Day 13: Fourth of July at the Beach!

I started the day early than the rest of the family getting in a real run outside in Salisbury! No treadmills here – just me, the cobblestones, cathedral and churches (I have never seen so many churches in one place!) I also passed a school where William Golding used to be headmaster – a tidbit most likely not found in the guidebooks. Then we had a lovely breakfast (Frank’s inability to properly operate a french press notwithstanding) and then packed up to be on the move again. We decided against a return trip to Stonehenge even though we knew when it opened (9 a.m.) but mostly because it was going to cost us more than 15 pounds to “get in” – which in this case means that we could get closer to the big rocks. Not that I’m cheap but $30 to move 10 feet closer to large rocks didn’t seem like a good investment so we decided to pass.

A short hour or so later finds us in Weymouth on the Dorset coast in southern England. We find the B&B no problem this time thanks to the detailed map we bought in Salisbury! We checked in and parked the car before doing what all red-blooded Americans do on the 4th of
July – go to the beach! Except this beach is on the English Channel, has more rocks than sand and is bloody cold with temperatures in the mid-60’s and 30 mph winds! But the English will take their seaside holidays so there was an assortment of people “enjoying” the fresh air: from the young couples with babies and small children who were “playing” on the beach to the determined couples wandering around in shorts and tank tops even though their lips were blue to the little old ladies with their anoracks and walking sticks. Quite the assortment! There was even a large bunch of crazy teenage-types swimming in the sea! (Duncan was particularly uninterested in joining them.)
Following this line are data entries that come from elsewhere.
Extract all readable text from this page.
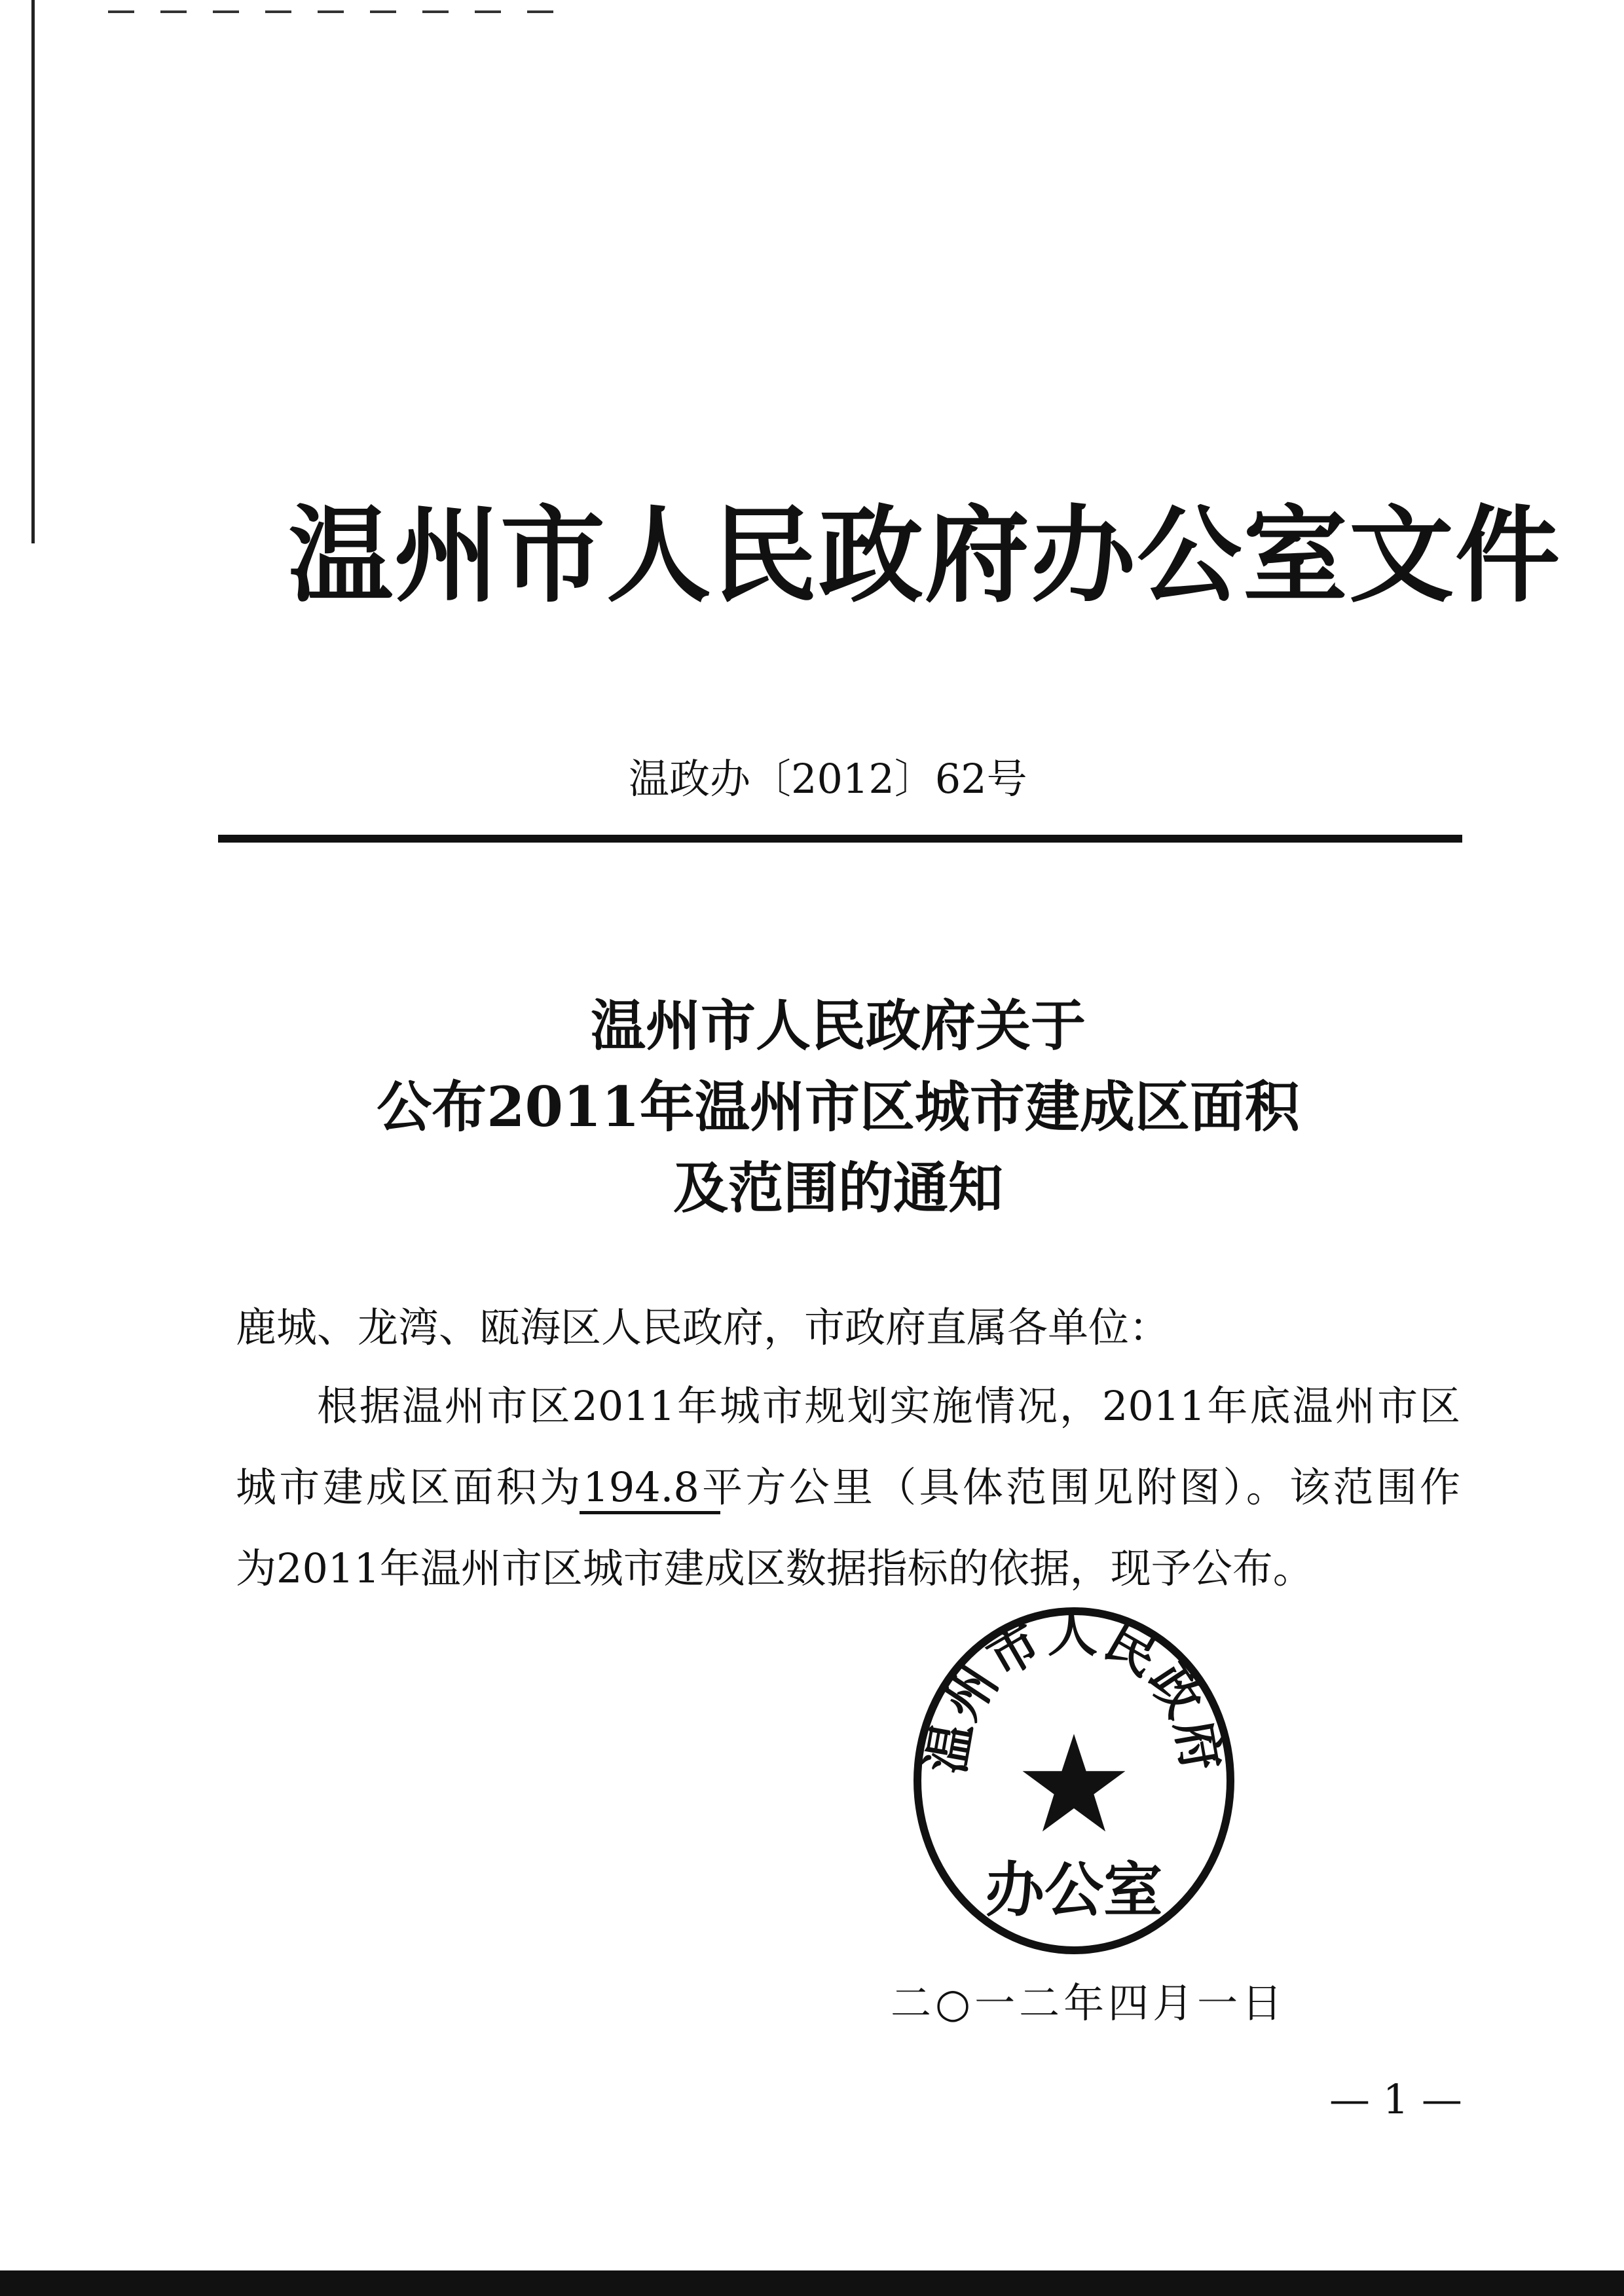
温州市人民政府办公室文件
温政办〔2012〕62号
温州市人民政府关于
公布2011年温州市区城市建成区面积
及范围的通知
鹿城、龙湾、瓯海区人民政府，市政府直属各单位：
根据温州市区2011年城市规划实施情况，2011年底温州市区
城市建成区面积为194.8平方公里（具体范围见附图）。该范围作
为2011年温州市区城市建成区数据指标的依据，现予公布。
温州市人民政府
办公室
二○一二年四月一日
— 1 —
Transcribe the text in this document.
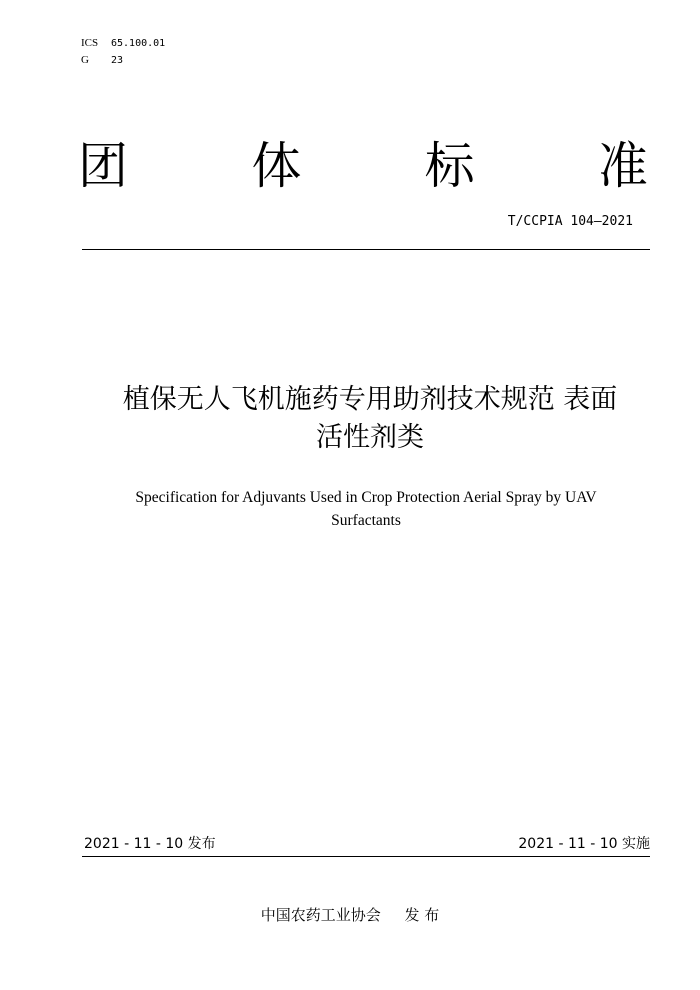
ICS	65.100.01
G	23
团 体 标 准
T/CCPIA 104—2021
植保无人飞机施药专用助剂技术规范 表面
活性剂类
Specification for Adjuvants Used in Crop Protection Aerial Spray by UAV
Surfactants
2021 - 11 - 10 发布	2021 - 11 - 10 实施
中国农药工业协会     发 布
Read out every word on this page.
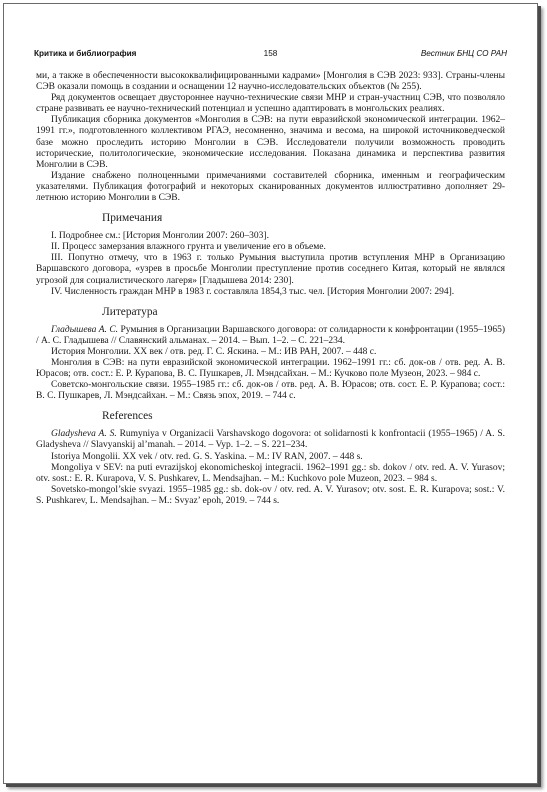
Критика и библиография	158	Вестник БНЦ СО РАН

ми, а также в обеспеченности высококвалифицированными кадрами» [Монголия в СЭВ 2023: 933]. Страны-члены СЭВ оказали помощь в создании и оснащении 12 научно-исследовательских объектов (№ 255).

Ряд документов освещает двустороннее научно-технические связи МНР и стран-участниц СЭВ, что позволяло стране развивать ее научно-технический потенциал и успешно адаптировать в монгольских реалиях.

Публикация сборника документов «Монголия в СЭВ: на пути евразийской экономической интеграции. 1962–1991 гг.», подготовленного коллективом РГАЭ, несомненно, значима и весома, на широкой источниковедческой базе можно проследить историю Монголии в СЭВ. Исследователи получили возможность проводить исторические, политологические, экономические исследования. Показана динамика и перспектива развития Монголии в СЭВ.

Издание снабжено полноценными примечаниями составителей сборника, именным и географическим указателями. Публикация фотографий и некоторых сканированных документов иллюстративно дополняет 29-летнюю историю Монголии в СЭВ.

Примечания

I. Подробнее см.: [История Монголии 2007: 260–303].

II. Процесс замерзания влажного грунта и увеличение его в объеме.

III. Попутно отмечу, что в 1963 г. только Румыния выступила против вступления МНР в Организацию Варшавского договора, «узрев в просьбе Монголии преступление против соседнего Китая, который не являлся угрозой для социалистического лагеря» [Гладышева 2014: 230].

IV. Численность граждан МНР в 1983 г. составляла 1854,3 тыс. чел. [История Монголии 2007: 294].

Литература

Гладышева А. С. Румыния в Организации Варшавского договора: от солидарности к конфронтации (1955–1965) / А. С. Гладышева // Славянский альманах. – 2014. – Вып. 1–2. – С. 221–234.

История Монголии. XX век / отв. ред. Г. С. Яскина. – М.: ИВ РАН, 2007. – 448 с.

Монголия в СЭВ: на пути евразийской экономической интеграции. 1962–1991 гг.: сб. док-ов / отв. ред. А. В. Юрасов; отв. сост.: Е. Р. Курапова, В. С. Пушкарев, Л. Мэндсайхан. – М.: Кучково поле Музеон, 2023. – 984 с.

Советско-монгольские связи. 1955–1985 гг.: сб. док-ов / отв. ред. А. В. Юрасов; отв. сост. Е. Р. Курапова; сост.: В. С. Пушкарев, Л. Мэндсайхан. – М.: Связь эпох, 2019. – 744 с.

References

Gladysheva A. S. Rumyniya v Organizacii Varshavskogo dogovora: ot solidarnosti k konfrontacii (1955–1965) / A. S. Gladysheva // Slavyanskij al’manah. – 2014. – Vyp. 1–2. – S. 221–234.

Istoriya Mongolii. XX vek / otv. red. G. S. Yaskina. – M.: IV RAN, 2007. – 448 s.

Mongoliya v SEV: na puti evrazijskoj ekonomicheskoj integracii. 1962–1991 gg.: sb. dokov / otv. red. A. V. Yurasov; otv. sost.: E. R. Kurapova, V. S. Pushkarev, L. Mendsajhan. – M.: Kuchkovo pole Muzeon, 2023. – 984 s.

Sovetsko-mongol’skie svyazi. 1955–1985 gg.: sb. dok-ov / otv. red. A. V. Yurasov; otv. sost. E. R. Kurapova; sost.: V. S. Pushkarev, L. Mendsajhan. – M.: Svyaz’ epoh, 2019. – 744 s.
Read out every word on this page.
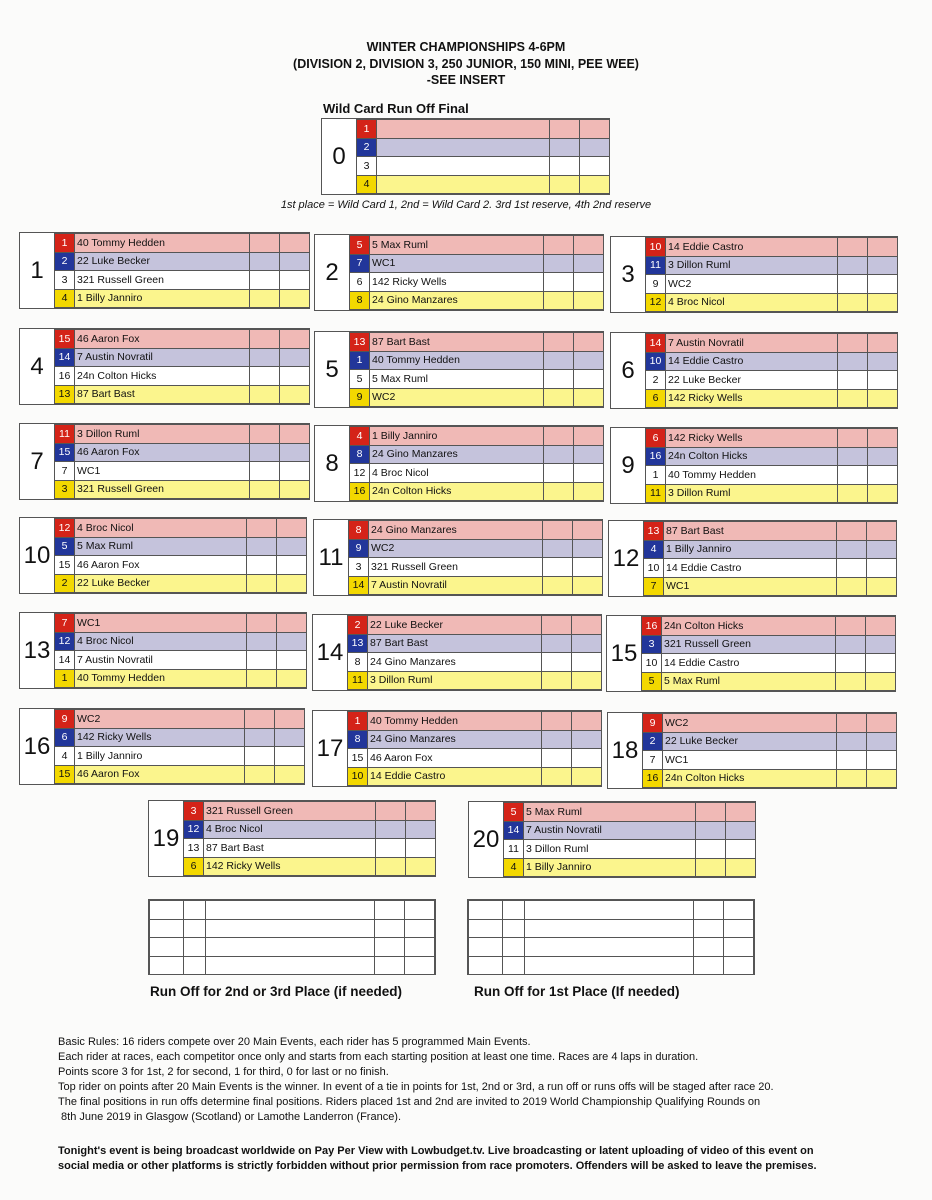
WINTER CHAMPIONSHIPS 4-6PM
(DIVISION 2, DIVISION 3, 250 JUNIOR, 150 MINI, PEE WEE)
-SEE INSERT
Wild Card Run Off Final
0
1			
2			
3			
4			
1st place = Wild Card 1, 2nd = Wild Card 2. 3rd 1st reserve, 4th 2nd reserve
1
1	40 Tommy Hedden		
2	22 Luke Becker		
3	321 Russell Green		
4	1 Billy Janniro		
2
5	5 Max Ruml		
7	WC1		
6	142 Ricky Wells		
8	24 Gino Manzares		
3
10	14 Eddie Castro		
11	3 Dillon Ruml		
9	WC2		
12	4 Broc Nicol		
4
15	46 Aaron Fox		
14	7 Austin Novratil		
16	24n Colton Hicks		
13	87 Bart Bast		
5
13	87 Bart Bast		
1	40 Tommy Hedden		
5	5 Max Ruml		
9	WC2		
6
14	7 Austin Novratil		
10	14 Eddie Castro		
2	22 Luke Becker		
6	142 Ricky Wells		
7
11	3 Dillon Ruml		
15	46 Aaron Fox		
7	WC1		
3	321 Russell Green		
8
4	1 Billy Janniro		
8	24 Gino Manzares		
12	4 Broc Nicol		
16	24n Colton Hicks		
9
6	142 Ricky Wells		
16	24n Colton Hicks		
1	40 Tommy Hedden		
11	3 Dillon Ruml		
10
12	4 Broc Nicol		
5	5 Max Ruml		
15	46 Aaron Fox		
2	22 Luke Becker		
11
8	24 Gino Manzares		
9	WC2		
3	321 Russell Green		
14	7 Austin Novratil		
12
13	87 Bart Bast		
4	1 Billy Janniro		
10	14 Eddie Castro		
7	WC1		
13
7	WC1		
12	4 Broc Nicol		
14	7 Austin Novratil		
1	40 Tommy Hedden		
14
2	22 Luke Becker		
13	87 Bart Bast		
8	24 Gino Manzares		
11	3 Dillon Ruml		
15
16	24n Colton Hicks		
3	321 Russell Green		
10	14 Eddie Castro		
5	5 Max Ruml		
16
9	WC2		
6	142 Ricky Wells		
4	1 Billy Janniro		
15	46 Aaron Fox		
17
1	40 Tommy Hedden		
8	24 Gino Manzares		
15	46 Aaron Fox		
10	14 Eddie Castro		
18
9	WC2		
2	22 Luke Becker		
7	WC1		
16	24n Colton Hicks		
19
3	321 Russell Green		
12	4 Broc Nicol		
13	87 Bart Bast		
6	142 Ricky Wells		
20
5	5 Max Ruml		
14	7 Austin Novratil		
11	3 Dillon Ruml		
4	1 Billy Janniro		

Run Off for 2nd or 3rd Place (if needed)	Run Off for 1st Place (If needed)
Basic Rules: 16 riders compete over 20 Main Events, each rider has 5 programmed Main Events.
Each rider at races, each competitor once only and starts from each starting position at least one time. Races are 4 laps in duration.
Points score 3 for 1st, 2 for second, 1 for third, 0 for last or no finish.
Top rider on points after 20 Main Events is the winner. In event of a tie in points for 1st, 2nd or 3rd, a run off or runs offs will be staged after race 20.
The final positions in run offs determine final positions. Riders placed 1st and 2nd are invited to 2019 World Championship Qualifying Rounds on
8th June 2019 in Glasgow (Scotland) or Lamothe Landerron (France).
Tonight's event is being broadcast worldwide on Pay Per View with Lowbudget.tv. Live broadcasting or latent uploading of video of this event on
social media or other platforms is strictly forbidden without prior permission from race promoters. Offenders will be asked to leave the premises.
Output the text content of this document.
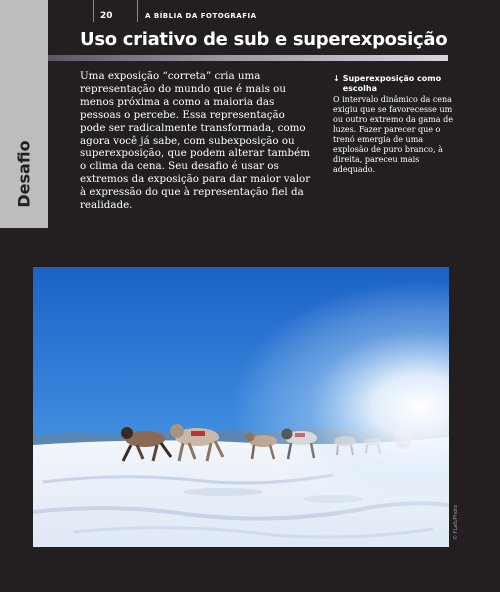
Desafio
20	A BÍBLIA DA FOTOGRAFIA
Uso criativo de sub e superexposição

Uma exposição “correta” cria uma representação do mundo que é mais ou menos próxima a como a maioria das pessoas o percebe. Essa representação pode ser radicalmente transformada, como agora você já sabe, com subexposição ou superexposição, que podem alterar também o clima da cena. Seu desafio é usar os extremos da exposição para dar maior valor à expressão do que à representação fiel da realidade.

↓ Superexposição como escolha

O intervalo dinâmico da cena exigiu que se favorecesse um ou outro extremo da gama de luzes. Fazer parecer que o trenó emergia de uma explosão de puro branco, à direita, pareceu mais adequado.

© FLatt/Photo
Regardless, we found Weymouth to be a lovely little town. (Although there seems to be an anstounding number of old folks homes. Do they come here on holiday and never leave?) There is a cute harbor where ships come in from the Channel Islands and France and lots of interesting shops and cafes. We wandered around for quite a while before having lunch in a little tea shop with a Winnie-the-Pooh theme (gotta love ham, cheese and pineapple toasties!) then wandered across the harbor bridge to explore the point where there’s an old Army fort. The views were unbelievable – the water was a brilliant aqua similar to what we have seen in the Carribean (but under much better climate conditions) and the Dorset coat is startling. It’s called the Jurassic coast because some of the rock faces are exposing rocks from the Jurassic and Cretaceous period. After much wandering, shopping and sight seeing, we headed out in the car to explore the coast and headed west along a windy two lane road toward Lyme Regis (where Jane Austen used to go on holiday, BTW) to see what we could see. This is apparently Thomas Hardy country as we passed a sign pointing us toward his monument and I saw at least one pub called the “Durbeyfields”. We wound up on the coast beneath soaring cliffs with more spectacular views which we enjoyed in 40-50 mph wind gusts (not kidding!). This made us very hungry so we headed back along the coast to the King’s Arms where we had a lovely bar supper with wonderful real ale and cask cider. Back to the B&B to see what else was new in the world of terrorism before heading to bed.

/san/

[Pedometer: 20,900 steps or about 10 miles. We should get extra credit though for spending most of the time walking into the wind!]